Murat farklıydı. Çünkü o Ali için bir abi gibiydi. Birlikte yaşadıkları onca şeyden sonra onu yalnız bırakıp gitmesine mi üzülseydi, yoksa bu dünyadan imanlı bir şekil de Rabbinin huzuruna alnı ak bir şekilde gittiğine mi sevinseydi, bunu bilemiyordu.
Ali aldığı haberle yıkılmıştı. Yemeden içmeden kesilmiş, âdeta yaşayan bir hayalete dönmüştü. Arkadaşlarının teselli sözlerine karşı “Beni yalnız bırakın!” diye cevap veriyordu. Dört günün ardından yavaş yavaş kendisine gelebildi.
Görüşe gelen ailesinden, neden kendisine Murat’ın vefatını söylemediklerini sorduğunda, nasıl bir tepki vereceğini bilmediklerinden bu haberi arkadaşlarından duymasının daha iyi olacağını düşündüklerini söylemişlerdi. Bunun için ailesine hak veriyordu.
Murat ve eşi, dedesinin mezarını ziyaret ettikten sonra yol üzerinde rahatsızlanmış. Hanımına, “Hakkını helal et!” Dedikten sonra yere yığılmış. Hanımı, çevredekilerden yardım istemek için bağırmaya başlamış. Murat’ın yerde yattığını görenler yanına gelip Murat’ı ve o an iki aylık hamile olan eşini alıp hastaneye kaldırmışlar.
Murat hastaneye getirildiği zaman çoktan vefat ettiği anlaşıldığından, hiçbir şey yapılamamış.
Murat’ı 4.3.2004 günü, dedesinin kabrinin de bulunduğu, yeni köy mezarlığına gömmüşler.

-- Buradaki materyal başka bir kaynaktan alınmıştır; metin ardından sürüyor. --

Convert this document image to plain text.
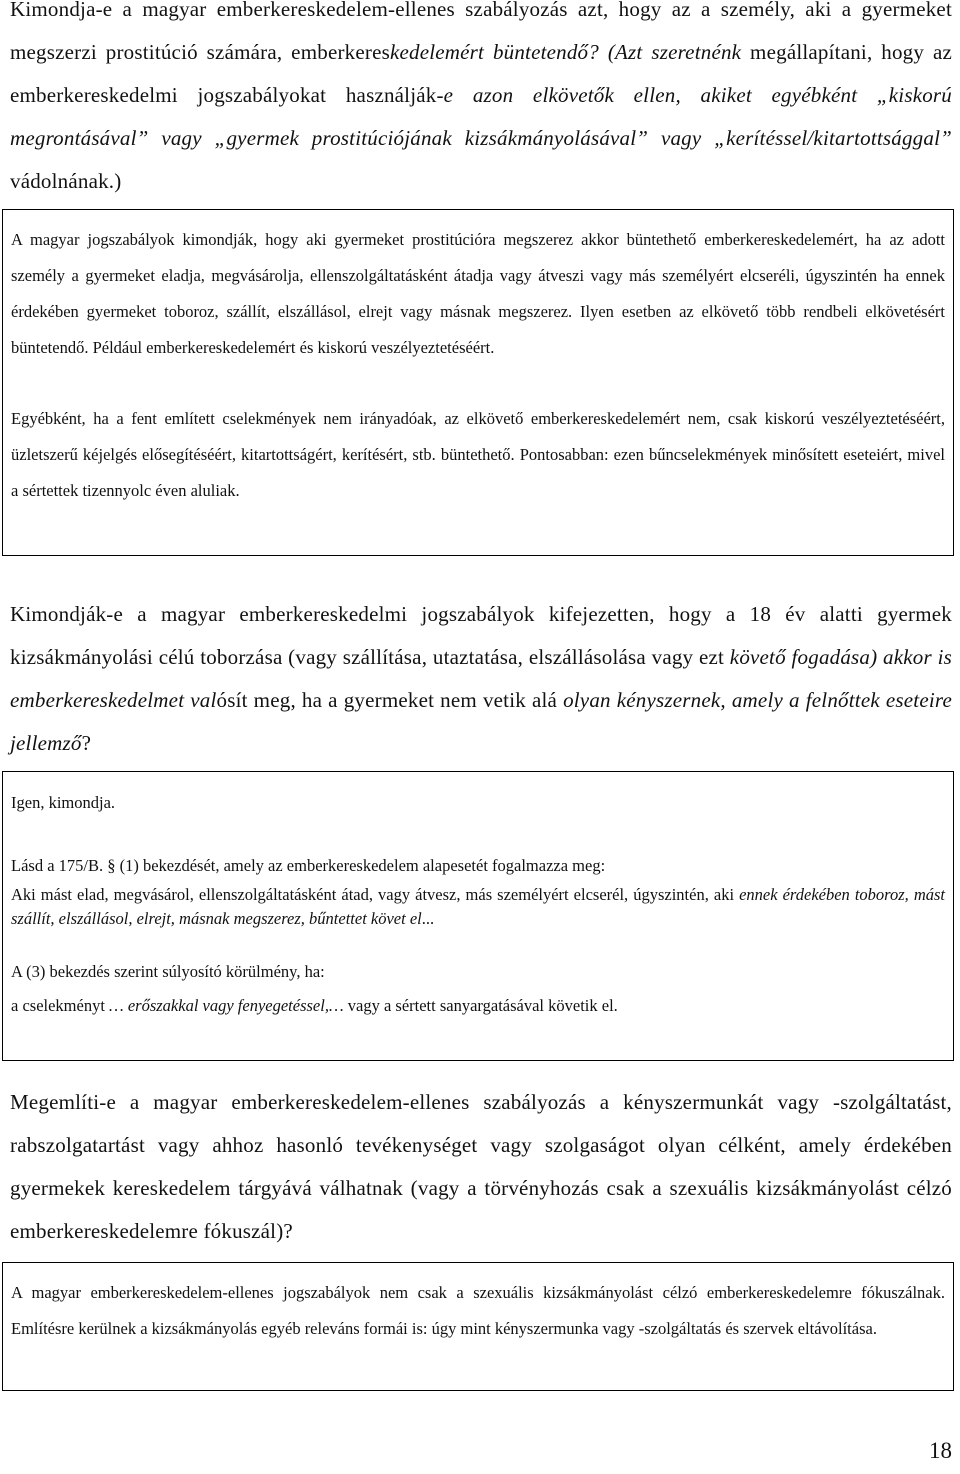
Kimondja-e a magyar emberkereskedelem-ellenes szabályozás azt, hogy az a személy, aki a gyermeket megszerzi prostitúció számára, emberkereskedelemért büntetendő? (Azt szeretnénk megállapítani, hogy az emberkereskedelmi jogszabályokat használják-e azon elkövetők ellen, akiket egyébként „kiskorú megrontásával” vagy „gyermek prostitúciójának kizsákmányolásával” vagy „kerítéssel/kitartottsággal” vádolnának.)

A magyar jogszabályok kimondják, hogy aki gyermeket prostitúcióra megszerez akkor büntethető emberkereskedelemért, ha az adott személy a gyermeket eladja, megvásárolja, ellenszolgáltatásként átadja vagy átveszi vagy más személyért elcseréli, úgyszintén ha ennek érdekében gyermeket toboroz, szállít, elszállásol, elrejt vagy másnak megszerez. Ilyen esetben az elkövető több rendbeli elkövetésért büntetendő. Például emberkereskedelemért és kiskorú veszélyeztetéséért.

Egyébként, ha a fent említett cselekmények nem irányadóak, az elkövető emberkereskedelemért nem, csak kiskorú veszélyeztetéséért, üzletszerű kéjelgés elősegítéséért, kitartottságért, kerítésért, stb. büntethető. Pontosabban: ezen bűncselekmények minősített eseteiért, mivel a sértettek tizennyolc éven aluliak.

Kimondják-e a magyar emberkereskedelmi jogszabályok kifejezetten, hogy a 18 év alatti gyermek kizsákmányolási célú toborzása (vagy szállítása, utaztatása, elszállásolása vagy ezt követő fogadása) akkor is emberkereskedelmet valósít meg, ha a gyermeket nem vetik alá olyan kényszernek, amely a felnőttek eseteire jellemző?

Igen, kimondja.

Lásd a 175/B. § (1) bekezdését, amely az emberkereskedelem alapesetét fogalmazza meg:

Aki mást elad, megvásárol, ellenszolgáltatásként átad, vagy átvesz, más személyért elcserél, úgyszintén, aki ennek érdekében toboroz, mást szállít, elszállásol, elrejt, másnak megszerez, bűntettet követ el...

A (3) bekezdés szerint súlyosító körülmény, ha:

a cselekményt … erőszakkal vagy fenyegetéssel,… vagy a sértett sanyargatásával követik el.

Megemlíti-e a magyar emberkereskedelem-ellenes szabályozás a kényszermunkát vagy -szolgáltatást, rabszolgatartást vagy ahhoz hasonló tevékenységet vagy szolgaságot olyan célként, amely érdekében gyermekek kereskedelem tárgyává válhatnak (vagy a törvényhozás csak a szexuális kizsákmányolást célzó emberkereskedelemre fókuszál)?

A magyar emberkereskedelem-ellenes jogszabályok nem csak a szexuális kizsákmányolást célzó emberkereskedelemre fókuszálnak. Említésre kerülnek a kizsákmányolás egyéb releváns formái is: úgy mint kényszermunka vagy -szolgáltatás és szervek eltávolítása.

18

“Allah dostlarının üzerine belalar yağar, fakat onlar tıpkı yalçın kayalar gibi yerlerinde sapasağlam dururlar. Üzerlerine felaket gelir fakat onlar sabır ve itaat gözüyle bu felaketleri sadece seyrederler. Bedenlerini belalara mukavemete terk etmişlerdir. Kalpleri ile Cenab–ı Hakk’a uçmuşlardır. Onlar direksiz çadırlar, kuşsuz kafesler gibidirler. Ruhları Allah katında, bedenleri O’nun önündedir.”[1]
O zamanlar cezaevinde olan Cemaatin ağabeyleri, Murat’la aralarındaki kardeşliği bildiklerinden, Ali’ye taziyede bulundular. Ali de bu taziyeleri kabul edip, kendilerine Murat’ı sordu. Cemaatin, Murat’ın imanı, ihlas, fedakârlık ve samimiyetine olan şahitliği şöyledir:
“Cemaat olarak Murat’tan razıyız. Onun, Hayatını İslami hizmetlere vakfettiğine, bu uğurdu başına gelen her türlü musibete fedakârca katlandığına şahidiz. Hicret etmesi gerektiğinde hicret etmiş, dünyaya sırt çevirip gecesini gündüzüne katarak hizmet etmiştir. O, Cemaatin işleri için çalıştı, bu uğurda ahdine sadık olanlardan biri oldu. İnanıyoruz ki Allah’ın “İnanlardan, Allah’a verdiği ahdi yerine getiren adamlar vardır.” Ayetinin kapsamına dâhil olanlardandır. Murat, İslami çalışmaları sebebiyle zindana düşmüş ve son nefesini Müslüman olarak vermiştir. Allah’ın izni ile onun şehit olduğuna şahitlik ederiz. Rabbimizden onu şehidlerle birlikte haşretmesini diliyoruz.” Dendi.